For high-risk women without fertility requirements, contraceptive measures
should be taken to avoid unnecessary induced labor, reduce uterine cavity
operation and the incidence of uterine rupture. Clinicians should grasp
strictly the indications of gynecological myomectomy and hysteroscopy, handle
the relationship between hysteromyoma and pregnancy, ensure the suture under
laparoscopy, and improve hysteroscopy technology.

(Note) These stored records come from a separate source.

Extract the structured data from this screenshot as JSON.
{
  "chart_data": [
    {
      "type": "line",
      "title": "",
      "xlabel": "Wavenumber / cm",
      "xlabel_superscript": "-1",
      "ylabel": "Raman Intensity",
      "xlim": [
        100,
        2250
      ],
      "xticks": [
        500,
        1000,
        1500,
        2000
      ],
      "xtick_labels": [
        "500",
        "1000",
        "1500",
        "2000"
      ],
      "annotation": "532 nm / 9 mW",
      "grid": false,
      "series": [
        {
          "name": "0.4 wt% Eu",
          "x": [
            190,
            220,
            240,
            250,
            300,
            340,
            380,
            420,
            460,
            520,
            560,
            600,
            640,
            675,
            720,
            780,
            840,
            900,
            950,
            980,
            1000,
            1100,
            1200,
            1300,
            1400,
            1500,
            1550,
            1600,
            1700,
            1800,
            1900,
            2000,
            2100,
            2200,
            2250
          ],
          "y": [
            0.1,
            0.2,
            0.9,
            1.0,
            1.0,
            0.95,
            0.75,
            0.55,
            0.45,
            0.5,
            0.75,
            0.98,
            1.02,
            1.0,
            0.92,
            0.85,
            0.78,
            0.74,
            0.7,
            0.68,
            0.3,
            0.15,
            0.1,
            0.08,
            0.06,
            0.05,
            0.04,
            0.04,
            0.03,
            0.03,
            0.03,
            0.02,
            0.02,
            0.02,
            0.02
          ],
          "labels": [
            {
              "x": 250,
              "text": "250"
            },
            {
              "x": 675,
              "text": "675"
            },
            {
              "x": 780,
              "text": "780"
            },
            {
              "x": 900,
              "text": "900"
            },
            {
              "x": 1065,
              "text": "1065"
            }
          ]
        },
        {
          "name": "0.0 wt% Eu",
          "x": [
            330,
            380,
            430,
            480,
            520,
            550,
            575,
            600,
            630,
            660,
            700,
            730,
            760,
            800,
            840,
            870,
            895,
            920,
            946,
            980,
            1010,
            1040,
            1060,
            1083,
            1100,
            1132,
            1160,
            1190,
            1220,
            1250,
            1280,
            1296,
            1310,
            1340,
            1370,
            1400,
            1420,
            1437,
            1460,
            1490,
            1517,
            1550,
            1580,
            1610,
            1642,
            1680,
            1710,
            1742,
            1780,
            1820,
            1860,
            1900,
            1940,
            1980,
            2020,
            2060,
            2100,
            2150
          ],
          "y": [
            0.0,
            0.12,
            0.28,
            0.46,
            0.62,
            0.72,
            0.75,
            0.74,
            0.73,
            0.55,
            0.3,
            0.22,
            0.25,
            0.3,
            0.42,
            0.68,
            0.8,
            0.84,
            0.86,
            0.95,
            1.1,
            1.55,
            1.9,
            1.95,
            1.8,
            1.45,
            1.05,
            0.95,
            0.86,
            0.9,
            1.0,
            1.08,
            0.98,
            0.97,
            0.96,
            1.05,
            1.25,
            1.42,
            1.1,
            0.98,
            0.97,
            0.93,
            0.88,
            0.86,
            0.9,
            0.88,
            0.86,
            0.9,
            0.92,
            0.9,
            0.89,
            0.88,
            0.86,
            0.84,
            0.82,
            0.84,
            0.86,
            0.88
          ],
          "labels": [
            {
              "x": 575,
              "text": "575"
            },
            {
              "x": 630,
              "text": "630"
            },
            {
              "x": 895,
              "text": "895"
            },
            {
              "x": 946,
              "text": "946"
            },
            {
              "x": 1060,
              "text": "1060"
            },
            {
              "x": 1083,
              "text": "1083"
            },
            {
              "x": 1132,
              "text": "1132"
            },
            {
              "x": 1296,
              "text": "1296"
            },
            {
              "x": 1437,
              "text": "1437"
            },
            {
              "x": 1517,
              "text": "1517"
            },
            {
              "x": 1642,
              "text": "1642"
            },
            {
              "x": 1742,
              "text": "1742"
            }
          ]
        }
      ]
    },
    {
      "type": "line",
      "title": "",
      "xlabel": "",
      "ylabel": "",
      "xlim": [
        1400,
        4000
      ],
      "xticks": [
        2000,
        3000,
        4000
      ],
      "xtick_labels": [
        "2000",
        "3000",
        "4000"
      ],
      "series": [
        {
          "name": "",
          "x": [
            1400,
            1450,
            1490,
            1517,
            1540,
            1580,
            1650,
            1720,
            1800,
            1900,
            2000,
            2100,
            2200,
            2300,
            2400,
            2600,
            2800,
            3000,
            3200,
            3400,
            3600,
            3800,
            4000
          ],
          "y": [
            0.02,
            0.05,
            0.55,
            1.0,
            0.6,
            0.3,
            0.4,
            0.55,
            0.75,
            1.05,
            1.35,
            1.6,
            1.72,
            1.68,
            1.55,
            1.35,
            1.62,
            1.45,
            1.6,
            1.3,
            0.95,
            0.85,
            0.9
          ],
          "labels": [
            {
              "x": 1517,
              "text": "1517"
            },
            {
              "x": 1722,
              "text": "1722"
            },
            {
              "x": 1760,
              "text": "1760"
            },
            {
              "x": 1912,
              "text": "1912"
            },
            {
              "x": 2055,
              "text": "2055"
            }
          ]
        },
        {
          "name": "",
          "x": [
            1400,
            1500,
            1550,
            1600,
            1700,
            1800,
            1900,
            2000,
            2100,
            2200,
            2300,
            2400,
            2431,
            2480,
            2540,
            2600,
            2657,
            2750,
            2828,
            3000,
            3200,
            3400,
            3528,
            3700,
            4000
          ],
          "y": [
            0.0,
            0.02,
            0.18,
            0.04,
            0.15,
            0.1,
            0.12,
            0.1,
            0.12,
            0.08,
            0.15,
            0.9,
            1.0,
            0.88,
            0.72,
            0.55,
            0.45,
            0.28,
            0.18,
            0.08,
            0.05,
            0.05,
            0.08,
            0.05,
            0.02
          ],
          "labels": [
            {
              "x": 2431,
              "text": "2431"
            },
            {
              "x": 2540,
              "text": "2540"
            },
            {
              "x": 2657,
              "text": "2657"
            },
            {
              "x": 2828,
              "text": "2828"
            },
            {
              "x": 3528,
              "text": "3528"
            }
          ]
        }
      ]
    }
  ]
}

At the same time, we need to
make our best to reduce the rate of cesarean section and reduce the incidence
of uterine rupture.
1. Colmorn LB, Langhoff-Roos J, Jakobsson M, Tapper AM,
Gissler M, et al. (2017) National rates of uterine rupture is not associated
with rates of previous caesarean delivery: Results from the Nordic Obstetric
Surveillance Study. Pediatr Perinat Epidemiol 31: 176-182.
2. Koo YJ, Lee JK, Lee YK, Kwak DW, Lee IH, et al. (2015)
Pregnancy outcomes and risk factors for uterine rupture after laparoscopic
myomectomy: A Single-center experience and literature review. J Minim Invasive
Gynecol 22: 1022-1028.
3. Hoffmeyr GJ, Say L, Gulmezoglu AM (2005) WHO
systematic review of maternal mortality and morbidity: The prevalence of
uterine rupture. BJOG 112: 1221-1228.
4. Kawabe A, Wang L, Kikugawa A, Shibata Y, Kuromaki K,
et al. (2016) Severe abdominal pain exacerbated by fetal movement is an early
sign of the onset of uterine rupture. Taiwan J Obstet Gynecol 55: 721-723.